As time goes on, Donnie's identity issue has to vie with the other principals' illness and disability issues, and all that has to get folded into the Big Fight at the end. There is no time for Donnie to do any fancy soul-searching when it becomes public knowledge that he's the son of Apollo Creed. Rocky pours out the dry philosophies of fighting and life, but there are no impassioned speeches as there were in earlier such films. Jordan has a dry, no-nonsense acting style, ruling with the sheer intensity of his start. When Rocky lines Donnie up in front of a mirror in boxing gloves and says "that's your worst opponent," it's believable.

Donnie gives in against Rocky's advice to fighting about-to-retire heavyweight champion "Pretty" Ricky Conlan of Liverpool. Tony Bellew, who plays Conlan, is a real former three-time AMB heavyweight champion. (He's also pretty mean-looking.) The movie rushes headlong through its standard structure, despite oddball details.
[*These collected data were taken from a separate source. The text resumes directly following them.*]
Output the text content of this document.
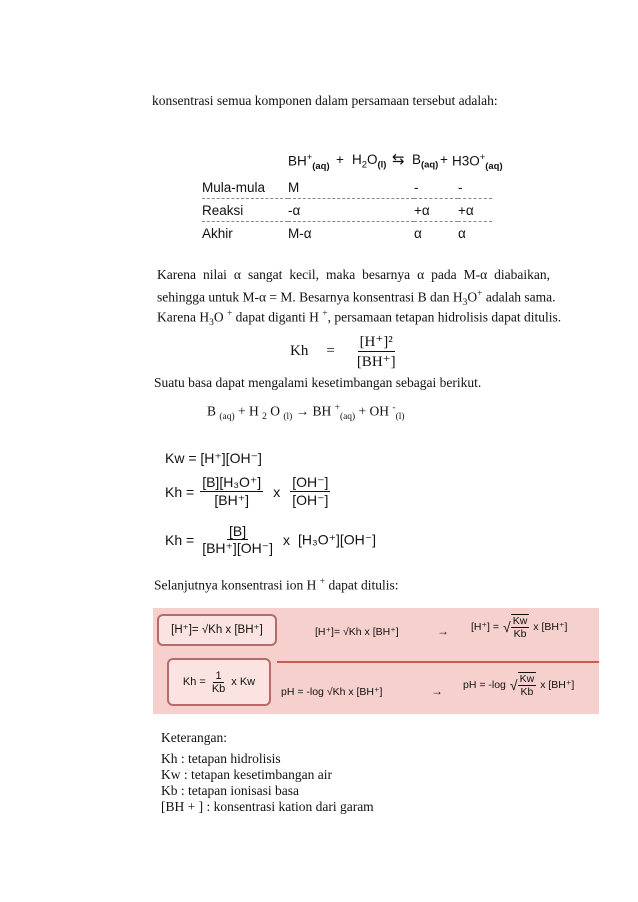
konsentrasi semua komponen dalam persamaan tersebut adalah:
$BH^+_{(aq)} + H_2O_{(l)}$ ⇆ $B_{(aq)} + H3O^+_{(aq)}$
Mula-mula	M	-	-
Reaksi	-α	+α	+α
Akhir	M-α	α	α
Karena nilai α sangat kecil, maka besarnya α pada M-α diabaikan,
sehingga untuk M-α = M. Besarnya konsentrasi B dan $H_3O^+$ adalah sama.
Karena $H_3O$ + dapat diganti H +, persamaan tetapan hidrolisis dapat ditulis.
$Kh = \frac{\text{[H⁺]²}}{[BH^+]}$
Suatu basa dapat mengalami kesetimbangan sebagai berikut.
B $_{(aq)}$ + H $_2$ O $_{(l)}$ → BH +$_{(aq)}$ + OH -$_{(l)}$
Kw = [H⁺][OH⁻]
$Kh = \frac{\text{[B][H₃O⁺]}}{[BH^+]}$ x $\frac{[OH^-]}{[OH^-]}$
$Kh = \frac{[B]}{[BH^+][OH^-]}$ x [H₃O⁺][OH⁻]
Selanjutnya konsentrasi ion H + dapat ditulis:
[H⁺]= √Kh x [BH⁺]
$Kh = \frac{1}{Kb}$ x Kw
[H⁺]= √Kh x [BH⁺]	→ [H⁺] = √ $\frac{Kw}{Kb}$ x [BH⁺]
pH = -log √Kh x [BH⁺]	→ pH = -log √ $\frac{Kw}{Kb}$ x [BH⁺]
Keterangan:
Kh : tetapan hidrolisis
Kw : tetapan kesetimbangan air
Kb : tetapan ionisasi basa
[BH + ] : konsentrasi kation dari garam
An excellent feature of Creed is that the fighters Donnie takes on in his rapid rise are real ones, and needless to say, they look it. Major props to Jordan for managing to look convincing in the ring with them, and to the film for making the fights look real and blow-by-blow, till that last bit of fudging. I didn't come away from this movie with a lot of interesting thoughts and feelings to ponder. But I did leave with a sense of things done right, and more than one chuckle at Stallone's sure rhythm in delivering every almost-throwaway line of laconic wise-old-guy dialogue. The man's chops are still up, and this is one of the best performances he's ever delivered.

Maybe both Jordan and Coogler are struggling with their own identities. Skirting on the edge of meta, Creed could wind up pleasing the old audience, and a new one as well.

Creed, 135 mins., opened in Canada and the US 25 Nov., in time for American Thanksgiving.